The IoT technology solutions are set to help drastically reduce water loss by giving municipalities a real-time view of their water infrastructure. Faulty meters and accurate consumption can be monitored, maintenance teams can receive instant alerts via email or SMS about faults and corrective action can be taken in a very short time frame. Alerts include the GPS location of the meter, its status, flow rates and consumption.
“As Vodacom, we are not an intensive consumer of water, due to the nature of our business. However, we realise that water is a scarce resource and have therefore implemented various water-saving measures, which have significantly reduced water consumption in South Africa since 2015. We also encourage our employees and customers to adopt water-efficient practices at home and at work.” says Takalani Netshitenzhe, Chief Officer for External Affairs at Vodacom South Africa
“We have also implemented various water-wise initiatives in communities across the country, including providing Jojo tanks with drinkable water to 23 teacher centres, 50 schools and 12 schools of excellence in the North West, Northern Cape, and Free State.
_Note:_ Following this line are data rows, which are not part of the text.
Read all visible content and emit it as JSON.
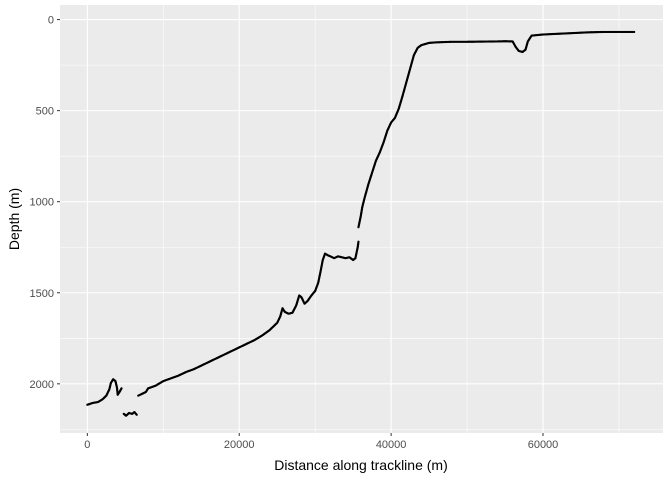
{
  "chart_data": {
    "type": "scatter",
    "xlabel": "Distance along trackline (m)",
    "ylabel": "Depth (m)",
    "xlim": [
      -3600,
      75800
    ],
    "ylim": [
      -80,
      2270
    ],
    "y_reversed": true,
    "x_ticks": [
      0,
      20000,
      40000,
      60000
    ],
    "y_ticks": [
      0,
      500,
      1000,
      1500,
      2000
    ],
    "x_tick_labels": [
      "0",
      "20000",
      "40000",
      "60000"
    ],
    "y_tick_labels": [
      "0",
      "500",
      "1000",
      "1500",
      "2000"
    ],
    "grid": true,
    "panel_background": "#ebebeb",
    "grid_color": "#ffffff",
    "point_color": "#000000",
    "segments": [
      {
        "name": "seg-a",
        "points": [
          [
            0,
            2115
          ],
          [
            700,
            2105
          ],
          [
            1400,
            2100
          ],
          [
            2000,
            2085
          ],
          [
            2500,
            2065
          ],
          [
            2900,
            2030
          ],
          [
            3100,
            1995
          ],
          [
            3400,
            1975
          ],
          [
            3700,
            1985
          ],
          [
            3900,
            2020
          ],
          [
            4000,
            2060
          ],
          [
            4300,
            2040
          ],
          [
            4500,
            2025
          ]
        ]
      },
      {
        "name": "seg-b",
        "points": [
          [
            4800,
            2165
          ],
          [
            5100,
            2175
          ],
          [
            5500,
            2160
          ],
          [
            5900,
            2165
          ],
          [
            6200,
            2155
          ],
          [
            6500,
            2170
          ]
        ]
      },
      {
        "name": "seg-c",
        "points": [
          [
            6700,
            2065
          ],
          [
            7200,
            2055
          ],
          [
            7700,
            2045
          ],
          [
            8000,
            2025
          ],
          [
            9000,
            2010
          ],
          [
            10000,
            1985
          ],
          [
            11000,
            1970
          ],
          [
            12000,
            1955
          ],
          [
            13000,
            1935
          ],
          [
            14000,
            1920
          ],
          [
            15000,
            1900
          ],
          [
            16000,
            1880
          ],
          [
            17000,
            1860
          ],
          [
            18000,
            1840
          ],
          [
            19000,
            1820
          ],
          [
            20000,
            1800
          ],
          [
            21000,
            1780
          ],
          [
            22000,
            1760
          ],
          [
            23000,
            1735
          ],
          [
            24000,
            1705
          ],
          [
            25000,
            1665
          ],
          [
            25400,
            1630
          ],
          [
            25700,
            1585
          ],
          [
            26000,
            1605
          ],
          [
            26500,
            1615
          ],
          [
            27000,
            1610
          ],
          [
            27500,
            1570
          ],
          [
            27900,
            1515
          ],
          [
            28200,
            1525
          ],
          [
            28600,
            1560
          ],
          [
            29000,
            1545
          ],
          [
            29500,
            1515
          ],
          [
            30000,
            1490
          ],
          [
            30400,
            1445
          ],
          [
            30700,
            1385
          ],
          [
            31000,
            1320
          ],
          [
            31300,
            1285
          ],
          [
            31700,
            1295
          ],
          [
            32000,
            1300
          ],
          [
            32500,
            1310
          ],
          [
            33000,
            1300
          ],
          [
            33500,
            1305
          ],
          [
            34000,
            1310
          ],
          [
            34500,
            1305
          ],
          [
            35000,
            1320
          ],
          [
            35300,
            1310
          ],
          [
            35600,
            1250
          ],
          [
            35700,
            1220
          ]
        ]
      },
      {
        "name": "seg-d",
        "points": [
          [
            35700,
            1140
          ],
          [
            36000,
            1080
          ],
          [
            36200,
            1030
          ],
          [
            36500,
            980
          ],
          [
            37000,
            905
          ],
          [
            37500,
            840
          ],
          [
            38000,
            775
          ],
          [
            38500,
            730
          ],
          [
            39000,
            675
          ],
          [
            39500,
            610
          ],
          [
            40000,
            565
          ],
          [
            40500,
            540
          ],
          [
            41000,
            490
          ],
          [
            41500,
            420
          ],
          [
            42000,
            345
          ],
          [
            42500,
            270
          ],
          [
            43000,
            195
          ],
          [
            43500,
            155
          ],
          [
            44000,
            140
          ],
          [
            45000,
            128
          ],
          [
            46000,
            125
          ],
          [
            48000,
            122
          ],
          [
            50000,
            122
          ],
          [
            52000,
            121
          ],
          [
            54000,
            120
          ],
          [
            55000,
            119
          ],
          [
            56000,
            120
          ],
          [
            56400,
            150
          ],
          [
            56800,
            172
          ],
          [
            57300,
            178
          ],
          [
            57700,
            165
          ],
          [
            58000,
            120
          ],
          [
            58500,
            88
          ],
          [
            60000,
            82
          ],
          [
            62000,
            78
          ],
          [
            64000,
            74
          ],
          [
            66000,
            70
          ],
          [
            68000,
            68
          ],
          [
            70000,
            68
          ],
          [
            72000,
            68
          ]
        ]
      }
    ]
  }
}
In addition, Vodacom donated a total of R6,5million towards disaster relief in the Eastern Cape and KwaZulu Natal.”
“At Vodacom, we believe that urgent and sustained action is required to protect and conserve the country’s water resources and that business success should not come at a cost to the environment. Vodacom’s water conservation programmes support our contribution to the UN Sustainable Development Goals (UN SDGs) and through our commitment to halve our environmental impact, we will help to ensure a sustainable future for all.”
Vodacom – which generates less than 2 metric tons of carbon per terabyte of data a year – says it plans to halve its carbon footprint in South Africa by 2025.
“We have, for many years now, been working on reducing our carbon footprint,” says Shameel Joosub, Vodacom CEO.
“We have made meaningful progress over the last decade. For example, in South Africa in 2012, we generated 27.6 metric tons of carbon outside per terabyte of data.”
“Today, we are consuming less than 2 metric tons of carbon dioxide per terabyte of data. While we are pleased with this progress, our ambition requires even more as we strive to halve our carbon footprint by 2025.”
The effects of climate change – frequent storms, floods, and extreme temperatures – are the most urgent global issues the world is facing today. The negative impact could affect generations to come.
Experts say the world needs to halve emissions by 2030 to limit global warming to 1.5°C.